Recommendations/Next Steps
- Develop Tiered Resilience Guidance: Streamline and simplify technical resilience standards (e.g., for hail, wind) into tiered, practical checklists (Good, Better, Best) with simple visuals and limited language reliance for immediate adoption by the building industry.
- Upscale Field Trial Projects: Conduct more pilot projects and field trials with tract and MURB builders across Canada to generate critical claims data that demonstrates the loss-reduction benefits of resilient construction to insurers.
- Strengthen Affordability/Resilience Link: Focus communication efforts on clearly articulating the long-term lifecycle cost savings, reduction in insurance premiums, and reduced disaster recovery time associated with adopting resilient building measures.
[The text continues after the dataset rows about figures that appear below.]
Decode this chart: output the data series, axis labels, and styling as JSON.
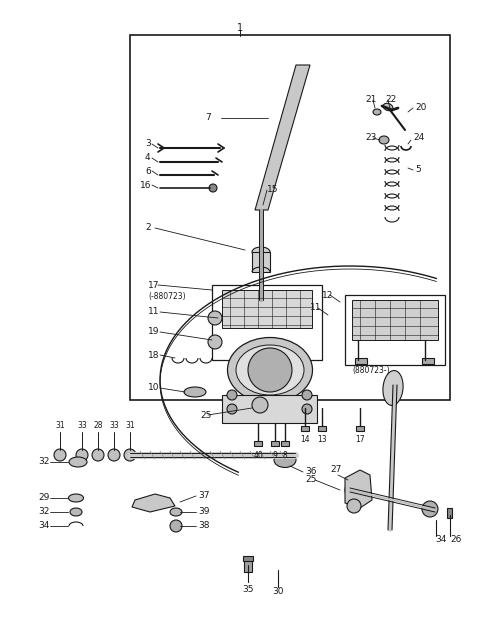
{
  "bg_color": "#ffffff",
  "line_color": "#1a1a1a",
  "fig_width": 4.8,
  "fig_height": 6.24,
  "dpi": 100
}
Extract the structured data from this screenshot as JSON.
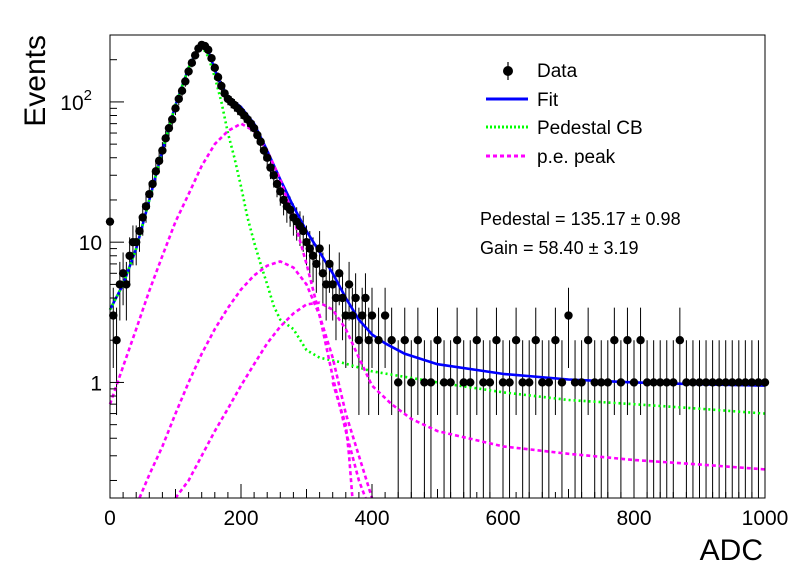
{
  "chart_data": {
    "type": "scatter",
    "xlabel": "ADC",
    "ylabel": "Events",
    "xlim": [
      0,
      1000
    ],
    "ylim_log": [
      0.15,
      300
    ],
    "y_scale": "log",
    "x_tick_labels": [
      "0",
      "200",
      "400",
      "600",
      "800",
      "1000"
    ],
    "y_tick_labels": [
      {
        "value": 1,
        "base": "1",
        "exp": ""
      },
      {
        "value": 10,
        "base": "10",
        "exp": ""
      },
      {
        "value": 100,
        "base": "10",
        "exp": "2"
      }
    ],
    "legend": {
      "position": "top-right",
      "entries": [
        {
          "label": "Data",
          "style": "marker",
          "color": "#000000"
        },
        {
          "label": "Fit",
          "style": "solid",
          "color": "#0000ff"
        },
        {
          "label": "Pedestal CB",
          "style": "dotted",
          "color": "#00ff00"
        },
        {
          "label": "p.e. peak",
          "style": "dashed",
          "color": "#ff00ff"
        }
      ]
    },
    "annotations": [
      {
        "text": "Pedestal = 135.17",
        "pm": "±",
        "err": "0.98"
      },
      {
        "text": "Gain = 58.40",
        "pm": "±",
        "err": "3.19"
      }
    ],
    "series": [
      {
        "name": "Data",
        "color": "#000000",
        "points": [
          [
            0,
            14
          ],
          [
            5,
            3
          ],
          [
            10,
            2
          ],
          [
            15,
            5
          ],
          [
            20,
            6
          ],
          [
            25,
            5
          ],
          [
            30,
            8
          ],
          [
            35,
            10
          ],
          [
            40,
            10
          ],
          [
            45,
            12
          ],
          [
            50,
            15
          ],
          [
            55,
            18
          ],
          [
            60,
            22
          ],
          [
            65,
            26
          ],
          [
            70,
            32
          ],
          [
            75,
            38
          ],
          [
            80,
            45
          ],
          [
            85,
            55
          ],
          [
            90,
            65
          ],
          [
            95,
            75
          ],
          [
            100,
            90
          ],
          [
            105,
            105
          ],
          [
            110,
            120
          ],
          [
            115,
            140
          ],
          [
            120,
            165
          ],
          [
            125,
            190
          ],
          [
            130,
            215
          ],
          [
            135,
            240
          ],
          [
            140,
            255
          ],
          [
            145,
            250
          ],
          [
            150,
            235
          ],
          [
            155,
            205
          ],
          [
            160,
            175
          ],
          [
            165,
            150
          ],
          [
            170,
            130
          ],
          [
            175,
            115
          ],
          [
            180,
            105
          ],
          [
            185,
            100
          ],
          [
            190,
            95
          ],
          [
            195,
            90
          ],
          [
            200,
            85
          ],
          [
            205,
            80
          ],
          [
            210,
            75
          ],
          [
            215,
            70
          ],
          [
            220,
            65
          ],
          [
            225,
            58
          ],
          [
            230,
            52
          ],
          [
            235,
            45
          ],
          [
            240,
            40
          ],
          [
            245,
            34
          ],
          [
            250,
            30
          ],
          [
            255,
            26
          ],
          [
            260,
            23
          ],
          [
            265,
            20
          ],
          [
            270,
            18
          ],
          [
            275,
            17
          ],
          [
            280,
            15
          ],
          [
            285,
            14
          ],
          [
            290,
            13
          ],
          [
            295,
            12
          ],
          [
            300,
            10
          ],
          [
            305,
            9
          ],
          [
            310,
            8
          ],
          [
            315,
            7
          ],
          [
            320,
            9
          ],
          [
            325,
            6
          ],
          [
            330,
            5
          ],
          [
            335,
            7
          ],
          [
            340,
            5
          ],
          [
            345,
            4
          ],
          [
            350,
            6
          ],
          [
            355,
            4
          ],
          [
            360,
            3
          ],
          [
            365,
            5
          ],
          [
            370,
            3
          ],
          [
            375,
            4
          ],
          [
            380,
            2
          ],
          [
            385,
            3
          ],
          [
            390,
            4
          ],
          [
            395,
            2
          ],
          [
            400,
            3
          ],
          [
            410,
            2
          ],
          [
            420,
            3
          ],
          [
            430,
            2
          ],
          [
            440,
            1
          ],
          [
            450,
            2
          ],
          [
            460,
            1
          ],
          [
            470,
            2
          ],
          [
            480,
            1
          ],
          [
            490,
            1
          ],
          [
            500,
            2
          ],
          [
            510,
            1
          ],
          [
            520,
            1
          ],
          [
            530,
            2
          ],
          [
            540,
            1
          ],
          [
            550,
            1
          ],
          [
            560,
            2
          ],
          [
            570,
            1
          ],
          [
            580,
            1
          ],
          [
            590,
            2
          ],
          [
            600,
            1
          ],
          [
            610,
            1
          ],
          [
            620,
            2
          ],
          [
            630,
            1
          ],
          [
            640,
            1
          ],
          [
            650,
            2
          ],
          [
            660,
            1
          ],
          [
            670,
            1
          ],
          [
            680,
            2
          ],
          [
            690,
            1
          ],
          [
            700,
            3
          ],
          [
            710,
            1
          ],
          [
            720,
            1
          ],
          [
            730,
            2
          ],
          [
            740,
            1
          ],
          [
            750,
            1
          ],
          [
            760,
            1
          ],
          [
            770,
            2
          ],
          [
            780,
            1
          ],
          [
            790,
            2
          ],
          [
            800,
            1
          ],
          [
            810,
            2
          ],
          [
            820,
            1
          ],
          [
            830,
            1
          ],
          [
            840,
            1
          ],
          [
            850,
            1
          ],
          [
            860,
            1
          ],
          [
            870,
            2
          ],
          [
            880,
            1
          ],
          [
            890,
            1
          ],
          [
            900,
            1
          ],
          [
            910,
            1
          ],
          [
            920,
            1
          ],
          [
            930,
            1
          ],
          [
            940,
            1
          ],
          [
            950,
            1
          ],
          [
            960,
            1
          ],
          [
            970,
            1
          ],
          [
            980,
            1
          ],
          [
            990,
            1
          ],
          [
            1000,
            1
          ]
        ]
      },
      {
        "name": "Fit",
        "color": "#0000ff",
        "points": [
          [
            0,
            3.3
          ],
          [
            20,
            5
          ],
          [
            40,
            9
          ],
          [
            60,
            20
          ],
          [
            80,
            45
          ],
          [
            100,
            95
          ],
          [
            120,
            175
          ],
          [
            130,
            220
          ],
          [
            140,
            250
          ],
          [
            150,
            230
          ],
          [
            160,
            170
          ],
          [
            170,
            130
          ],
          [
            180,
            110
          ],
          [
            190,
            100
          ],
          [
            200,
            92
          ],
          [
            220,
            70
          ],
          [
            240,
            45
          ],
          [
            260,
            28
          ],
          [
            280,
            18
          ],
          [
            300,
            12
          ],
          [
            320,
            8.5
          ],
          [
            340,
            6
          ],
          [
            360,
            4
          ],
          [
            380,
            2.8
          ],
          [
            400,
            2.2
          ],
          [
            420,
            1.9
          ],
          [
            450,
            1.6
          ],
          [
            500,
            1.35
          ],
          [
            600,
            1.15
          ],
          [
            700,
            1.05
          ],
          [
            800,
            1.0
          ],
          [
            900,
            0.97
          ],
          [
            1000,
            0.95
          ]
        ]
      },
      {
        "name": "Pedestal CB",
        "color": "#00ff00",
        "points": [
          [
            0,
            3.3
          ],
          [
            20,
            5
          ],
          [
            40,
            9
          ],
          [
            60,
            20
          ],
          [
            80,
            45
          ],
          [
            100,
            95
          ],
          [
            120,
            175
          ],
          [
            130,
            220
          ],
          [
            140,
            250
          ],
          [
            150,
            210
          ],
          [
            160,
            150
          ],
          [
            170,
            100
          ],
          [
            180,
            60
          ],
          [
            190,
            40
          ],
          [
            200,
            25
          ],
          [
            210,
            15
          ],
          [
            220,
            10
          ],
          [
            230,
            7
          ],
          [
            240,
            5
          ],
          [
            250,
            3.5
          ],
          [
            260,
            2.8
          ],
          [
            280,
            2.4
          ],
          [
            300,
            1.7
          ],
          [
            320,
            1.5
          ],
          [
            350,
            1.4
          ],
          [
            400,
            1.2
          ],
          [
            500,
            1.0
          ],
          [
            600,
            0.85
          ],
          [
            700,
            0.75
          ],
          [
            800,
            0.7
          ],
          [
            900,
            0.65
          ],
          [
            1000,
            0.6
          ]
        ]
      },
      {
        "name": "p.e. peak 1",
        "color": "#ff00ff",
        "points": [
          [
            0,
            0.7
          ],
          [
            20,
            1.3
          ],
          [
            40,
            2.4
          ],
          [
            60,
            4.5
          ],
          [
            80,
            8
          ],
          [
            100,
            14
          ],
          [
            120,
            22
          ],
          [
            140,
            35
          ],
          [
            160,
            50
          ],
          [
            180,
            62
          ],
          [
            200,
            70
          ],
          [
            220,
            62
          ],
          [
            240,
            45
          ],
          [
            260,
            28
          ],
          [
            280,
            15
          ],
          [
            300,
            7
          ],
          [
            320,
            3
          ],
          [
            340,
            1.1
          ],
          [
            360,
            0.45
          ],
          [
            380,
            0.2
          ],
          [
            390,
            0.15
          ]
        ]
      },
      {
        "name": "p.e. peak 2",
        "color": "#ff00ff",
        "points": [
          [
            45,
            0.15
          ],
          [
            60,
            0.22
          ],
          [
            80,
            0.35
          ],
          [
            100,
            0.6
          ],
          [
            120,
            1
          ],
          [
            140,
            1.6
          ],
          [
            160,
            2.4
          ],
          [
            180,
            3.4
          ],
          [
            200,
            4.6
          ],
          [
            220,
            5.8
          ],
          [
            240,
            6.8
          ],
          [
            260,
            7.3
          ],
          [
            280,
            6.6
          ],
          [
            300,
            5
          ],
          [
            320,
            3
          ],
          [
            340,
            1.5
          ],
          [
            360,
            0.6
          ],
          [
            380,
            0.3
          ],
          [
            400,
            0.15
          ]
        ]
      },
      {
        "name": "p.e. peak 3",
        "color": "#ff00ff",
        "points": [
          [
            100,
            0.15
          ],
          [
            120,
            0.2
          ],
          [
            140,
            0.3
          ],
          [
            160,
            0.45
          ],
          [
            180,
            0.65
          ],
          [
            200,
            0.95
          ],
          [
            220,
            1.35
          ],
          [
            240,
            1.9
          ],
          [
            260,
            2.5
          ],
          [
            280,
            3.1
          ],
          [
            300,
            3.6
          ],
          [
            320,
            3.7
          ],
          [
            340,
            3.3
          ],
          [
            360,
            2.4
          ],
          [
            380,
            1.5
          ],
          [
            400,
            0.95
          ],
          [
            430,
            0.7
          ],
          [
            460,
            0.55
          ],
          [
            500,
            0.45
          ],
          [
            600,
            0.35
          ],
          [
            700,
            0.31
          ],
          [
            800,
            0.28
          ],
          [
            900,
            0.26
          ],
          [
            1000,
            0.24
          ]
        ]
      },
      {
        "name": "p.e. peak tail",
        "color": "#ff00ff",
        "points": [
          [
            340,
            1.0
          ],
          [
            350,
            0.7
          ],
          [
            360,
            0.5
          ],
          [
            365,
            0.3
          ],
          [
            370,
            0.15
          ]
        ]
      }
    ]
  }
}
- Drive Consumer Demand: Implement robust educational campaigns targeting homebuyers to increase market demand for optional resilience packages in new construction, thereby incentivizing builders to incorporate these features.
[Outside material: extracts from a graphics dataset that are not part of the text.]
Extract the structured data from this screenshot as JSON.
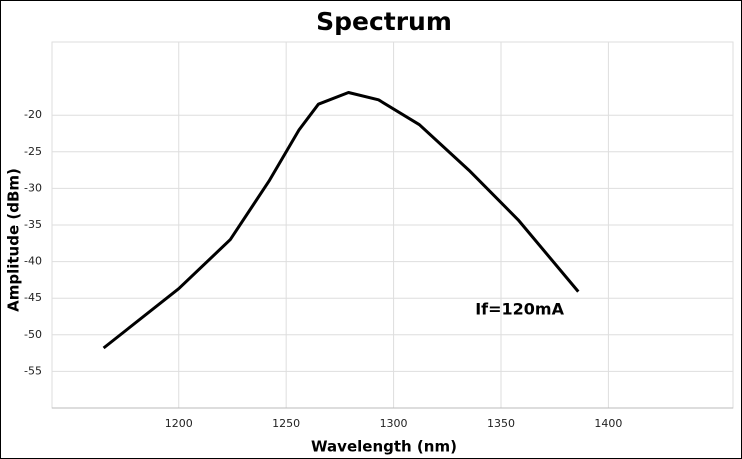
{
  "chart_data": {
    "type": "line",
    "title": "Spectrum",
    "x_label": "Wavelength  (nm)",
    "y_label": "Amplitude  (dBm)",
    "x": [
      1165,
      1200,
      1224,
      1242,
      1256,
      1265,
      1279,
      1293,
      1312,
      1335,
      1358,
      1386
    ],
    "series": [
      {
        "name": "If=120mA",
        "color": "#000000",
        "values": [
          -51.8,
          -43.7,
          -37.0,
          -29.0,
          -22.0,
          -18.5,
          -16.9,
          -17.9,
          -21.3,
          -27.5,
          -34.3,
          -44.1
        ]
      }
    ],
    "annotation": {
      "text": "If=120mA",
      "x": 1338,
      "y": -46.6
    },
    "xlim": [
      1141,
      1458
    ],
    "xticks": [
      1200,
      1250,
      1300,
      1350,
      1400
    ],
    "ylim": [
      -60,
      -10
    ],
    "yticks": [
      -55,
      -50,
      -45,
      -40,
      -35,
      -30,
      -25,
      -20
    ],
    "grid": true
  }
}
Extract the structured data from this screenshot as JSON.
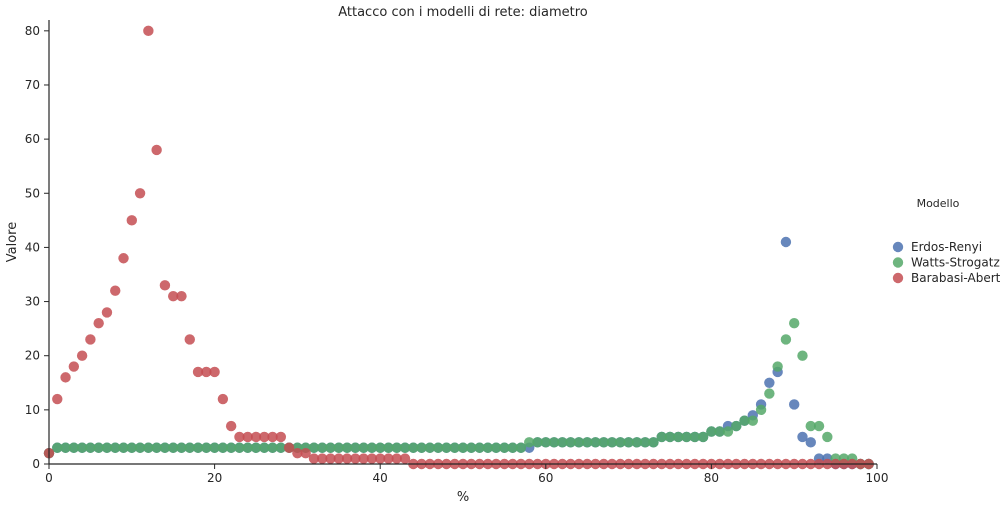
{
  "chart_data": {
    "type": "scatter",
    "title": "Attacco con i modelli di rete: diametro",
    "xlabel": "%",
    "ylabel": "Valore",
    "xlim": [
      0,
      100
    ],
    "ylim": [
      0,
      82
    ],
    "xticks": [
      0,
      20,
      40,
      60,
      80,
      100
    ],
    "yticks": [
      0,
      10,
      20,
      30,
      40,
      50,
      60,
      70,
      80
    ],
    "grid": false,
    "legend": {
      "title": "Modello",
      "placement": "right"
    },
    "series": [
      {
        "name": "Erdos-Renyi",
        "color": "#4c72b0",
        "x": [
          0,
          1,
          2,
          3,
          4,
          5,
          6,
          7,
          8,
          9,
          10,
          11,
          12,
          13,
          14,
          15,
          16,
          17,
          18,
          19,
          20,
          21,
          22,
          23,
          24,
          25,
          26,
          27,
          28,
          29,
          30,
          31,
          32,
          33,
          34,
          35,
          36,
          37,
          38,
          39,
          40,
          41,
          42,
          43,
          44,
          45,
          46,
          47,
          48,
          49,
          50,
          51,
          52,
          53,
          54,
          55,
          56,
          57,
          58,
          59,
          60,
          61,
          62,
          63,
          64,
          65,
          66,
          67,
          68,
          69,
          70,
          71,
          72,
          73,
          74,
          75,
          76,
          77,
          78,
          79,
          80,
          81,
          82,
          83,
          84,
          85,
          86,
          87,
          88,
          89,
          90,
          91,
          92,
          93,
          94,
          95,
          96,
          97,
          98,
          99
        ],
        "y": [
          2,
          3,
          3,
          3,
          3,
          3,
          3,
          3,
          3,
          3,
          3,
          3,
          3,
          3,
          3,
          3,
          3,
          3,
          3,
          3,
          3,
          3,
          3,
          3,
          3,
          3,
          3,
          3,
          3,
          3,
          3,
          3,
          3,
          3,
          3,
          3,
          3,
          3,
          3,
          3,
          3,
          3,
          3,
          3,
          3,
          3,
          3,
          3,
          3,
          3,
          3,
          3,
          3,
          3,
          3,
          3,
          3,
          3,
          3,
          4,
          4,
          4,
          4,
          4,
          4,
          4,
          4,
          4,
          4,
          4,
          4,
          4,
          4,
          4,
          5,
          5,
          5,
          5,
          5,
          5,
          6,
          6,
          7,
          7,
          8,
          9,
          11,
          15,
          17,
          41,
          11,
          5,
          4,
          1,
          1,
          0,
          0,
          0,
          0,
          0
        ]
      },
      {
        "name": "Watts-Strogatz",
        "color": "#55a868",
        "x": [
          0,
          1,
          2,
          3,
          4,
          5,
          6,
          7,
          8,
          9,
          10,
          11,
          12,
          13,
          14,
          15,
          16,
          17,
          18,
          19,
          20,
          21,
          22,
          23,
          24,
          25,
          26,
          27,
          28,
          29,
          30,
          31,
          32,
          33,
          34,
          35,
          36,
          37,
          38,
          39,
          40,
          41,
          42,
          43,
          44,
          45,
          46,
          47,
          48,
          49,
          50,
          51,
          52,
          53,
          54,
          55,
          56,
          57,
          58,
          59,
          60,
          61,
          62,
          63,
          64,
          65,
          66,
          67,
          68,
          69,
          70,
          71,
          72,
          73,
          74,
          75,
          76,
          77,
          78,
          79,
          80,
          81,
          82,
          83,
          84,
          85,
          86,
          87,
          88,
          89,
          90,
          91,
          92,
          93,
          94,
          95,
          96,
          97,
          98,
          99
        ],
        "y": [
          2,
          3,
          3,
          3,
          3,
          3,
          3,
          3,
          3,
          3,
          3,
          3,
          3,
          3,
          3,
          3,
          3,
          3,
          3,
          3,
          3,
          3,
          3,
          3,
          3,
          3,
          3,
          3,
          3,
          3,
          3,
          3,
          3,
          3,
          3,
          3,
          3,
          3,
          3,
          3,
          3,
          3,
          3,
          3,
          3,
          3,
          3,
          3,
          3,
          3,
          3,
          3,
          3,
          3,
          3,
          3,
          3,
          3,
          4,
          4,
          4,
          4,
          4,
          4,
          4,
          4,
          4,
          4,
          4,
          4,
          4,
          4,
          4,
          4,
          5,
          5,
          5,
          5,
          5,
          5,
          6,
          6,
          6,
          7,
          8,
          8,
          10,
          13,
          18,
          23,
          26,
          20,
          7,
          7,
          5,
          1,
          1,
          1,
          0,
          0
        ]
      },
      {
        "name": "Barabasi-Abert",
        "color": "#c44e52",
        "x": [
          0,
          1,
          2,
          3,
          4,
          5,
          6,
          7,
          8,
          9,
          10,
          11,
          12,
          13,
          14,
          15,
          16,
          17,
          18,
          19,
          20,
          21,
          22,
          23,
          24,
          25,
          26,
          27,
          28,
          29,
          30,
          31,
          32,
          33,
          34,
          35,
          36,
          37,
          38,
          39,
          40,
          41,
          42,
          43,
          44,
          45,
          46,
          47,
          48,
          49,
          50,
          51,
          52,
          53,
          54,
          55,
          56,
          57,
          58,
          59,
          60,
          61,
          62,
          63,
          64,
          65,
          66,
          67,
          68,
          69,
          70,
          71,
          72,
          73,
          74,
          75,
          76,
          77,
          78,
          79,
          80,
          81,
          82,
          83,
          84,
          85,
          86,
          87,
          88,
          89,
          90,
          91,
          92,
          93,
          94,
          95,
          96,
          97,
          98,
          99
        ],
        "y": [
          2,
          12,
          16,
          18,
          20,
          23,
          26,
          28,
          32,
          38,
          45,
          50,
          80,
          58,
          33,
          31,
          31,
          23,
          17,
          17,
          17,
          12,
          7,
          5,
          5,
          5,
          5,
          5,
          5,
          3,
          2,
          2,
          1,
          1,
          1,
          1,
          1,
          1,
          1,
          1,
          1,
          1,
          1,
          1,
          0,
          0,
          0,
          0,
          0,
          0,
          0,
          0,
          0,
          0,
          0,
          0,
          0,
          0,
          0,
          0,
          0,
          0,
          0,
          0,
          0,
          0,
          0,
          0,
          0,
          0,
          0,
          0,
          0,
          0,
          0,
          0,
          0,
          0,
          0,
          0,
          0,
          0,
          0,
          0,
          0,
          0,
          0,
          0,
          0,
          0,
          0,
          0,
          0,
          0,
          0,
          0,
          0,
          0,
          0,
          0
        ]
      }
    ]
  }
}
- Integrate DFA with Mitigation: Leverage changes in federal disaster financial assistance (DFA) programs to support and incentivize mitigation and recovery planning, ensuring risk reduction is integrated into post-disaster rebuilding decisions.
- Improve Disaster Risk Governance: Foster multi-level governance collaboration to ensure that national frameworks like the Sendai Priorities for Action translate into clear, cohesive operational outcomes and synchronized policies at the municipal level.
- Enhance Public and Stakeholder Engagement: Utilize community engagement networks (such as Rotary Clubs) to hold local discussions and organize action, improving public awareness of specific local hazards (fire, flood) and encouraging personal mitigation.
- Mandate Climate-Informed Infrastructure Design: Ensure all critical municipal infrastructure replacement and capital projects incorporate future climate predictions into their design to guarantee long-term performance and lifecycle savings, despite a modest increase in initial costs.